The PNB Box Office was the unlikely conduit in sharing a story and documents with me about my namesake and great-Uncle Norbert, a Second Lieutenant in the 522nd Fighter Squadron who died after his plane was shot down by German fighters while defending French soil during WWII.


I found this recently as I was going through my father’s things.

Steve Rogers landed in North Africa in November 1942 with the first US troops to enter the European Theater. He traveled across North Africa, Italy, and Southern France. Throughout the war, Steve helped manage the troop movements, including the notifications of next of kin. It was during the move north through France that my father’s path and that of your uncle crossed.

He made a point of keeping this all his life. I think it was because he found the sentiments so true and powerful. So here it is now for you.

Norbert died providing aerial support for men like my father. Had it not been for men like Norbert, they may not have gone on to Nuremberg, Dachau, Salzburg, and Hitler’s Eagles Nest—Berchtesgaden as Steve did. He lived a long and happy life, dying at the age of 95.

So from my family to yours—thank you for Norbert’s service. We may not have had our wonderful father without him.

I didn’t know the details of my uncle’s death when I wrote a letter to my father telling him I was registering for the draft as a conscientious objector as a 19 year-old college student. I said things like “I abhor war” and “I didn’t want to die needlessly like my uncle Norbert did”. I was young and stupid.

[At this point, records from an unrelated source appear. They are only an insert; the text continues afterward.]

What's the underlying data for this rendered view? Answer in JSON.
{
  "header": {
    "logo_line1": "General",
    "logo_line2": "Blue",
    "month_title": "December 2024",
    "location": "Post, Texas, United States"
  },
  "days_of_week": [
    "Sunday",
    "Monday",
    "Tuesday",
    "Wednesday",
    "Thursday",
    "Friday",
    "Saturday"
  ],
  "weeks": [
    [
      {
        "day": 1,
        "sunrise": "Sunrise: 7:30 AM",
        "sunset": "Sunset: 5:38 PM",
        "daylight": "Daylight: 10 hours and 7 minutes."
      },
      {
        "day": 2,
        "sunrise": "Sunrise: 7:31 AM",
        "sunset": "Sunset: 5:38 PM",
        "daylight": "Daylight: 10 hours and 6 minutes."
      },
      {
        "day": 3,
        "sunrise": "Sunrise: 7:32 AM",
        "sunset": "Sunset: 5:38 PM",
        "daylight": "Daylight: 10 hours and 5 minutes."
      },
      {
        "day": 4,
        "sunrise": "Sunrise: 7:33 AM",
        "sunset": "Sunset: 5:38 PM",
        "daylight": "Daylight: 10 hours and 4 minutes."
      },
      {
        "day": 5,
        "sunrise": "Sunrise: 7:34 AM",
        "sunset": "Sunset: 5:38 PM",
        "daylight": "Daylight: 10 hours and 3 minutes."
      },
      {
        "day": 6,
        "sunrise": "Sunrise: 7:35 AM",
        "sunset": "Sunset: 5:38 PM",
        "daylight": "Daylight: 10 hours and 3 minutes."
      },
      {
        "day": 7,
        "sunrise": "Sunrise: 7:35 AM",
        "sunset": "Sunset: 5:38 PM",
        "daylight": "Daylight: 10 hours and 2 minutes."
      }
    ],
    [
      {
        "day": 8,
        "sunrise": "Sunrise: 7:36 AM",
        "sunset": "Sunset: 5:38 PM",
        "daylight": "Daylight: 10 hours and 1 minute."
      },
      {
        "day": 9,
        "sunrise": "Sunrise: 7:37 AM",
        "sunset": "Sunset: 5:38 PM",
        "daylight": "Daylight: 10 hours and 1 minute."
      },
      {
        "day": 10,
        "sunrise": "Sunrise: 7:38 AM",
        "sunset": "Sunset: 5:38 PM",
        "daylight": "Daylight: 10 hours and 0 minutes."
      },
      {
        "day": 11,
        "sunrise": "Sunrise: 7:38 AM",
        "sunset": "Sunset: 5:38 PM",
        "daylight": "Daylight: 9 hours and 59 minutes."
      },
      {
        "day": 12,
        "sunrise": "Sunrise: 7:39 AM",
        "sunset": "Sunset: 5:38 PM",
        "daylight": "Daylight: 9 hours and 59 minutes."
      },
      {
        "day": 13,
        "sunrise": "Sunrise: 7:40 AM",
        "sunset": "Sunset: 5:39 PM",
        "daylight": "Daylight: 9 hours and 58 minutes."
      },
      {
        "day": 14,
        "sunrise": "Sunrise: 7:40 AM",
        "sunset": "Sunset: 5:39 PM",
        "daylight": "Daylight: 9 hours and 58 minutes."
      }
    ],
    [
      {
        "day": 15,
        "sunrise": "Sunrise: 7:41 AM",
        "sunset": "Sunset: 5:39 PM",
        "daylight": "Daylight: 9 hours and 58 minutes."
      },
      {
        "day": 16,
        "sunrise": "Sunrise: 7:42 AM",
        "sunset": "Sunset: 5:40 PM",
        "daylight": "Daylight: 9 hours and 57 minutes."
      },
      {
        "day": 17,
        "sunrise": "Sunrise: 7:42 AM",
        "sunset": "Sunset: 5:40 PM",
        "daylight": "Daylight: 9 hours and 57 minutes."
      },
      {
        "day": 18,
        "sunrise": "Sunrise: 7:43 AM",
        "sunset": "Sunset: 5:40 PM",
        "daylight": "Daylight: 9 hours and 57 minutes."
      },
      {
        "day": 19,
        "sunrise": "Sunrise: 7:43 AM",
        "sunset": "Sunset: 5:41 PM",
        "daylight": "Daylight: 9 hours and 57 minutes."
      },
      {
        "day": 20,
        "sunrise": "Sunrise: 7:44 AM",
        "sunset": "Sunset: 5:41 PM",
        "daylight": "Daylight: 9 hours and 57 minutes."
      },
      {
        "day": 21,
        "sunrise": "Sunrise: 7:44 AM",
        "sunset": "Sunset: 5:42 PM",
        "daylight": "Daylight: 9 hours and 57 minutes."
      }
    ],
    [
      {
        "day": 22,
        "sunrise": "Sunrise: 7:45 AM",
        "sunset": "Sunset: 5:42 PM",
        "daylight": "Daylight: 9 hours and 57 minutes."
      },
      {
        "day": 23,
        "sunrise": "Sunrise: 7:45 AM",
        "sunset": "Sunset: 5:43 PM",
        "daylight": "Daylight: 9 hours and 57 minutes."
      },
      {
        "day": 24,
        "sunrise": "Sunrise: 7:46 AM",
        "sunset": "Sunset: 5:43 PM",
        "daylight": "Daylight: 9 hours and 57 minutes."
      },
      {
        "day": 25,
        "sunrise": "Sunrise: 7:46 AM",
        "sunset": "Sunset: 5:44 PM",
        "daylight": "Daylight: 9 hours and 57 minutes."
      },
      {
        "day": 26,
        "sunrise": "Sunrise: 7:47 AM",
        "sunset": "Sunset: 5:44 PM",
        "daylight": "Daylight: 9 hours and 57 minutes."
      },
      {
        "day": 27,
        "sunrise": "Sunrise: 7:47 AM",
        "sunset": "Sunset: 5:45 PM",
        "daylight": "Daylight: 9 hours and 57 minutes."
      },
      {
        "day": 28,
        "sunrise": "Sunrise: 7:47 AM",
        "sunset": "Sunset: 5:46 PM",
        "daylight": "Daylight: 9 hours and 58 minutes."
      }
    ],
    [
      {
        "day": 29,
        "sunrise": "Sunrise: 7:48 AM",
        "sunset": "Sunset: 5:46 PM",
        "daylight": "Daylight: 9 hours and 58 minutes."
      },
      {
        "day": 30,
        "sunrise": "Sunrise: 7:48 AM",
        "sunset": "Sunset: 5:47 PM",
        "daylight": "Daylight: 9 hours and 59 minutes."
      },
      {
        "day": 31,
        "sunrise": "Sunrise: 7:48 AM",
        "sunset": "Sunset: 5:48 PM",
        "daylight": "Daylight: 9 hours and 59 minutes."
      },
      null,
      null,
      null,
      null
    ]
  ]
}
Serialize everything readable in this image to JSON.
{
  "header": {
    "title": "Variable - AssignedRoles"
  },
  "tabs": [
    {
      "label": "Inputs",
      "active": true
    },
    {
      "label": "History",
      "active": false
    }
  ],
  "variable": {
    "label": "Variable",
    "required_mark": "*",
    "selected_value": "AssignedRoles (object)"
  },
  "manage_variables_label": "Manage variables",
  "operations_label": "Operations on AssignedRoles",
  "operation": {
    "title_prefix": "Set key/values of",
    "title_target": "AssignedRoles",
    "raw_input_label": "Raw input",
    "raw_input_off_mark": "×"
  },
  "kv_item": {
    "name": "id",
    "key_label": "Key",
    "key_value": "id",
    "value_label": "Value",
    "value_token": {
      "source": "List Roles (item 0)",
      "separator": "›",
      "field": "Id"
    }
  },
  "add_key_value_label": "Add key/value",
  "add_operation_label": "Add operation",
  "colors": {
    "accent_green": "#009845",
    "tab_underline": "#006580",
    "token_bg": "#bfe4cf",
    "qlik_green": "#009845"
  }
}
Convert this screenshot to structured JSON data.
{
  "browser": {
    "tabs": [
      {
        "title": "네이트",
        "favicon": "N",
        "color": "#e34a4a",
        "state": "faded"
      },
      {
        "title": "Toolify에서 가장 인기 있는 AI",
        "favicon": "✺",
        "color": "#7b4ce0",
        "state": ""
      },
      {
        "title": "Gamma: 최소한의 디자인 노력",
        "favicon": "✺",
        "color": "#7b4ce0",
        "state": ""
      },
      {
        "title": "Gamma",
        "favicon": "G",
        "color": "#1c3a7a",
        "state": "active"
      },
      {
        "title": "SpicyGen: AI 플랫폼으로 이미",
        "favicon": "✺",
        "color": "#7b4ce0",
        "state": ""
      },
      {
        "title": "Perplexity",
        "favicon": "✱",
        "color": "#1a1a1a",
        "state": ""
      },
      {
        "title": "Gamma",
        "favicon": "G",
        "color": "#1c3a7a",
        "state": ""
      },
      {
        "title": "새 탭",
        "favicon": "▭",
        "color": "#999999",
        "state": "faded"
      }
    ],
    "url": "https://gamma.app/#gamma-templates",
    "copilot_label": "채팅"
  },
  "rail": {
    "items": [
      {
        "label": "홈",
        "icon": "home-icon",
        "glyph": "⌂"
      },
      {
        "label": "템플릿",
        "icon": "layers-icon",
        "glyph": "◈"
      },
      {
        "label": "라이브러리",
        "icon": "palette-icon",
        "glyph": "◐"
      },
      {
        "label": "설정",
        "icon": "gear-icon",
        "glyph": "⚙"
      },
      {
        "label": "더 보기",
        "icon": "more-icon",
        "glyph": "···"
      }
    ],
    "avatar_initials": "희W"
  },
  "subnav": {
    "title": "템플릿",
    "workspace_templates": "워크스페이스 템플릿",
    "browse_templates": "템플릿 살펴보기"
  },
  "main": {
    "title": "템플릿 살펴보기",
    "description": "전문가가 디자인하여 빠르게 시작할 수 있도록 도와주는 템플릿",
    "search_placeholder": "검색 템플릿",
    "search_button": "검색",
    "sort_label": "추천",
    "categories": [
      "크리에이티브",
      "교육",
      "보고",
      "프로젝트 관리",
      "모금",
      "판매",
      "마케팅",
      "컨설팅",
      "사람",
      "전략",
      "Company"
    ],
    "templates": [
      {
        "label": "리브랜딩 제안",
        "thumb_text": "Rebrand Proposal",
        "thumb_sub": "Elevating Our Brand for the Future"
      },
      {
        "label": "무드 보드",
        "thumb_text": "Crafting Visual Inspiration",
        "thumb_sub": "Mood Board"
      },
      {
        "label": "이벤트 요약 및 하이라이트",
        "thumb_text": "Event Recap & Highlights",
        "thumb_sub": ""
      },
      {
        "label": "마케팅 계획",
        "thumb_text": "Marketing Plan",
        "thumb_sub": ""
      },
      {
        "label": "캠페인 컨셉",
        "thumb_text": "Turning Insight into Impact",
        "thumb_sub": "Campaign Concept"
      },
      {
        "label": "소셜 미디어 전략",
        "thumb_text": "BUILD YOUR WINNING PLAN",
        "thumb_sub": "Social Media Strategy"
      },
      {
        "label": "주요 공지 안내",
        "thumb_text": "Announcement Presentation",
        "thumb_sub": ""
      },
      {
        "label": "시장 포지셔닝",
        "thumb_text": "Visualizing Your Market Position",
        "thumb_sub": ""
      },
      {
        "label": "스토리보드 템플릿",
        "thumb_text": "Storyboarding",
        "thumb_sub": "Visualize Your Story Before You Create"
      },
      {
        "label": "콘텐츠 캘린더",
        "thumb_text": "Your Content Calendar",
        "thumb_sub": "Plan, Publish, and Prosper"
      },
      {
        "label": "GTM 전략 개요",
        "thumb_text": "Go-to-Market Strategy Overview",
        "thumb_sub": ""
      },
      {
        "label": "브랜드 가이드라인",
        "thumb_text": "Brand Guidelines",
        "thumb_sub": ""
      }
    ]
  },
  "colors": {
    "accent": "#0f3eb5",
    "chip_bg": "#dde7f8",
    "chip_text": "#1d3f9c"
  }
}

It hasn’t been until more recently I have learned some of the details from men like Mr. Rogers that I come to realize how important our contribution to World War II was, both for us as a country and for the countries that we served to help. It hasn’t been until more recently that I have come to realize how hurtful that letter to my father was. He died a number of years ago. While he expressed his feelings about my comments in that letter in a return letter to me, we never talked about it again. I wish sometimes my father was still around so that I could talk to him about my regret for having said such things, especially in referring to his beloved brother in the way that I did, now that I know how idiotic they were. That is my American Story.